Orale Antikoagulation bei VHFA: Dosierung, Pausierung, Bridging
Autor:
Assoc. Prof. PD Dr. Thomas Gary
Klinische Abteilung für Angiologie
Universitätsklinik für Innere Medizin
Medizinische Universität Graz
E-Mail: thomas.gary@medunigraz.at
Bei der Prävention einer Embolie werden Vitamin-K-Antagonisten zunehmend von direkten oralen Antikoagulanzien abgelöst. Sie bieten Vorteile für beide Seiten: Die Patienten leiden weniger oft an schweren Blutungen und für Ärzte hat sich der Alltag insbesondere rund um Operationen vereinfacht. Wie die Medikamente zu dosieren sind und welches Blutungsrisiko sie mit sich bringen, wird hier dargelegt.

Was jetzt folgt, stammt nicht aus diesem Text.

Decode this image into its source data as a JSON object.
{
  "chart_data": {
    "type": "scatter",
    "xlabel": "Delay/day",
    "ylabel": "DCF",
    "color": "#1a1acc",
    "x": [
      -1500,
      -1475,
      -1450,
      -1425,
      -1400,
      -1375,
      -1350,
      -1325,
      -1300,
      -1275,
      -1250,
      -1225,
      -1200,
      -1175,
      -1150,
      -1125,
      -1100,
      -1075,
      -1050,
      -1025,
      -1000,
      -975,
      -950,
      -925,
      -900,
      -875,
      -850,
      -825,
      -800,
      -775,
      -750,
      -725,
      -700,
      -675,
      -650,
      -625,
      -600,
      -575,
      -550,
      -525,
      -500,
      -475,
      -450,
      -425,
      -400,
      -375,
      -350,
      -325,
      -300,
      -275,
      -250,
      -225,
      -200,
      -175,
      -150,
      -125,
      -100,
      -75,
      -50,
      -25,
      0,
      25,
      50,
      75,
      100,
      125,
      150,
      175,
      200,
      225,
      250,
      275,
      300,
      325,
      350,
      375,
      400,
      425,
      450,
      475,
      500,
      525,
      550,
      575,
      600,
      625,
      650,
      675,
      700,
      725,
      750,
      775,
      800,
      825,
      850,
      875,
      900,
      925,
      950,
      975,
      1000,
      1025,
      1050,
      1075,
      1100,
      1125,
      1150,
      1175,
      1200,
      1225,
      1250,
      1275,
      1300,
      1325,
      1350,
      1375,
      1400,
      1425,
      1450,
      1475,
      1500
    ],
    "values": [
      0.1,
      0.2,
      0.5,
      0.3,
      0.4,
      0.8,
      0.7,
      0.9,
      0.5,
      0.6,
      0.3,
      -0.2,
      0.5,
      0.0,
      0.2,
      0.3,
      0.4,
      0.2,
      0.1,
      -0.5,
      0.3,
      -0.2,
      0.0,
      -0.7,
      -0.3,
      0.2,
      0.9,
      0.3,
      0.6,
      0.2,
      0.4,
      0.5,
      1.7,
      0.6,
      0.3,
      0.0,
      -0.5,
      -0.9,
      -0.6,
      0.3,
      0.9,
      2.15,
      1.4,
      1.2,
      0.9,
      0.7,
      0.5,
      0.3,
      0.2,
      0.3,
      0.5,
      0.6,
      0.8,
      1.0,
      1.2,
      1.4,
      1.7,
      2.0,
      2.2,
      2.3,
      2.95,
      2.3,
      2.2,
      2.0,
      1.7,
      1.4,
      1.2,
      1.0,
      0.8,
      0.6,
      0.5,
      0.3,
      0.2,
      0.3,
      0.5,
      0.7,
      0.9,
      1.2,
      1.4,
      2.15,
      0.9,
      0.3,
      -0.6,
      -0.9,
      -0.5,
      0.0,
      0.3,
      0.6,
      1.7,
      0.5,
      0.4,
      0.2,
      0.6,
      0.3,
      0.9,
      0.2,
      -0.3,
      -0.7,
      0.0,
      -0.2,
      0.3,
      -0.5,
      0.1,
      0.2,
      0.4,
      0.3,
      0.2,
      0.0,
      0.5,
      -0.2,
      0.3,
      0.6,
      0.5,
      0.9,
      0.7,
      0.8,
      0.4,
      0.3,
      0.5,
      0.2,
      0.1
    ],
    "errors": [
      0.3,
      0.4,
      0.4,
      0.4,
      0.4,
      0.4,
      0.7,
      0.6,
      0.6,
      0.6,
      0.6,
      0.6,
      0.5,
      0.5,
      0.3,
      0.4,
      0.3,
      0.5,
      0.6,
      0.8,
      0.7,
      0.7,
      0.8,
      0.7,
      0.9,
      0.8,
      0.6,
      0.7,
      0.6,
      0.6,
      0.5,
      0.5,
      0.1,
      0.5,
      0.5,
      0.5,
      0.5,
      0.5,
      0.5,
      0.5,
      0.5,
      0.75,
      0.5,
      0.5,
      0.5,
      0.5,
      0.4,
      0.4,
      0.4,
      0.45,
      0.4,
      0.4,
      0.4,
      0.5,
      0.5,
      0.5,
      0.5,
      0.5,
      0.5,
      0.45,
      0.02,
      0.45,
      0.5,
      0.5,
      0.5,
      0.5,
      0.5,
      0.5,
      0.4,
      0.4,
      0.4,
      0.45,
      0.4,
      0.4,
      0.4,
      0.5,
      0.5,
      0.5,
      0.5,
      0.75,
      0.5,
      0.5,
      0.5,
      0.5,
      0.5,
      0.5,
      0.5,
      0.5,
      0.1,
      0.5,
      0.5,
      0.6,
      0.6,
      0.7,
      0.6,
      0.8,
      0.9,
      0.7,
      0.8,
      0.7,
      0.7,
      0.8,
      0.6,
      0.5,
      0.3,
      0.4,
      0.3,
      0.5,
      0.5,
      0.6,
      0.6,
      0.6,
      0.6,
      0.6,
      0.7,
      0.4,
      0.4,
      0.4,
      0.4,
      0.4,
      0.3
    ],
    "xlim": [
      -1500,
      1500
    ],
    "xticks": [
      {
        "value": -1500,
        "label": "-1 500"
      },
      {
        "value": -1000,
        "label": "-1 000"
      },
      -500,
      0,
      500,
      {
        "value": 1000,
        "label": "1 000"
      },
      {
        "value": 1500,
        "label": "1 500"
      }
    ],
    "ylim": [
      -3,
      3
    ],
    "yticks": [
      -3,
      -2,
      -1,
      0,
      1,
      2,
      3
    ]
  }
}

Seit Jahrzehnten ist die Hemmung des plasmatischen Gerinnungssystems (Antikoagulation) Goldstandard in der Verhinderung von Emboliegeschehen bei Patienten mit Vorhofflimmerarrhythmie (VHFA). Wurde früher mit Vitamin-K-Antagonisten (VKA), Marcoumar und Sintrom, gearbeitet, so hat sich in diesem Bereich in den letzten Jahren durch die Etablierung der direkten oralen Antikoagulanzien (DOAK/NOAK) eine Veränderung sowohl für den Patienten (Reduktion von schweren Blutungskomplikationen, keine routinemäßigen Gerinnungskontrollen) als auch für den betreuenden Arzt (deutlich einfachere Einleitung, einfacheres Vorgehen bei Operationen/Interventionen) ergeben. Die Dosierungsschemata sind relativ einfach (Tab. 1). Für jedes Medikament ergibt sich auch je nach Körpergewicht, Alter und renaler Elimination des Präparates eine gering andere Dosisreduktionsempfehlung (Tab. 1). Ein großer Vorteil der NOAKs im klinischen Alltag ist das relativ klare periinterventionelle und perioperative Vorgehen. Wohingegen man früher die VKA-Therapie zumindest 5 (Marcoumar) bzw. 3 (Sintrom) Tage vor dem Eingriff/ vor der Operation absetzen musste und die Wirkung mit einer Heparintherapie überbrücken musste („bridging“), ist nun aufgrund der klareren Pharmakokinetik das simple Aussetzen der Antikoagulation je nach Blutungsrisiko des Eingriffs/der Operation 24 bzw. 48 Stunden vor dem Eingriff/der Operation ausreichend (Tab. 2). Bei diesem Vorgehen ist nun keine Antikoagulation mit einem Heparinmedikament mehr vonnöten, da eine Restwirkung des NOAK bis knapp vor dem Eingriff/der Operation vorhanden ist bzw. die zusätzliche Gabe von Heparin in dieser Phase nicht die Sicherheit für den Patienten, sondern nur das Blutungsrisiko für den Eingriff erhöhen würde. Die einzelnen interventionellen und auch chirurgischen Fächer haben für die gängigen Eingriffe eigene Tabellen zur Abschätzung des Blutungsrisikos festgelegt, an denen man sich für den einzelnen Patienten orientieren kann (Beispiele siehe Tab. 3).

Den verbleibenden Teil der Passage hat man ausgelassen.